The “sort of sexist in their own way” admission feels like a gross understatment when considering the subject matter of songs like “Used To Love Her,” which is a pretty direct (even if not neccesarily serious) tale of a man murdering his lover because of how much she complained, or “Rocket Queen,” which includes actual sex recordings of lead singer Axl Rose having intercourse with drummer Steven Adler’s girlfriend. “It’s So Easy” offers up the line, “Turn around b*tch I got a use for you / Besides you ain’t got nothin’ better to do / And I’m bored.”

And this tepid response is even more surprising when considering that when GNR released a reissue of Appetite For Destruction earlier this year, all of the songs from G N’ R Lies were included except the most controversial one, “One In A Million.” Featuring homophobic and racist slurs that are unbelievable with modern ears, the song was rightfully shelved. This is a band that clearly knows that their past way of thinking has aged badly, and that shouldn’t be a surprise when it extends to the way their lyrics treat women.

But both Paramore and Guns ‘N’ Roses’ predicaments come at a very interesting time. Wokeness is at an all-time high and artists are held to a greater standard than ever, not to the point where these past errors of judement are unforgivable, but at least to the extent that many fans require acknowledgment, contrition, and amends. Is the answer to simply remove the songs from a setlist or exclude them from further editions of the album? Perhaps, but there might be a better way that is in better service to fans.

During his rollout for The Life Of Pablo, the often innovative Kanye West tried something that didn’t really have a precedent in the music world. After dropping the album on streaming services, he still tinkered with it, adding whole songs, changing the tracklisting, and editing verses and production elements of entire songs. It took the old adage that “art is never finished, it’s just abandoned” to the next level. Unfortunately, it didn’t mean changing some of the record’s most unfortunate lyrics, but Kanye’s video game and app-inspired update model opened new doors for how an album is experienced.

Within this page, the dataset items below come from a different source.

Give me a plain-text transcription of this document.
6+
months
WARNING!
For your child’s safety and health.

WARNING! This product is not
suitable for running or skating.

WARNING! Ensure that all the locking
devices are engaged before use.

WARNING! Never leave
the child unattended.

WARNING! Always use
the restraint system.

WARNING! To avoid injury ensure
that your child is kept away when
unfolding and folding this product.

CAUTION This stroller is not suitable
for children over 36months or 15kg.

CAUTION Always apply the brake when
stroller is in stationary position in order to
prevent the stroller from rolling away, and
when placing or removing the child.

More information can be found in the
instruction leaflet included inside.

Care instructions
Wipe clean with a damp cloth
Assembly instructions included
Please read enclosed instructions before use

Why not make other albums open for tweaks years, even decades, after their release? Sure, you can’t really alter the physical copies that are already out there, but in the contemporary world where so much of music is listened to via streaming, that seems to matter less and less. If Paramore is serious about their regretful lyrics, why not just rerecord a line, update their album, and move on with their lives? It might be harder for someone like Axl Rose — who has entire songs of unfortunate words — but this seems like a model that could work for many artists as the times change on their lyrics.

Within the past couple of weeks, there was even an example of Eminem launching a homophobic slur the direction of Tyler, The Creator on track “Fall,” in a situation that saw his own collaborators distance themselves from the song. Obviously, the ideal situation would be for Em to retire words like that from his vocabulary permanently, but even after the blowback from it, how easy would it be for Em to just listen to good reason and change the track. Examples like this, of artists swallowing their pride and admitting when they are wrong, might be rare, but Paramore and, to a lesser extent, Guns ‘N’ Roses show that people do change and grow. Why not allow their songs to grow with them?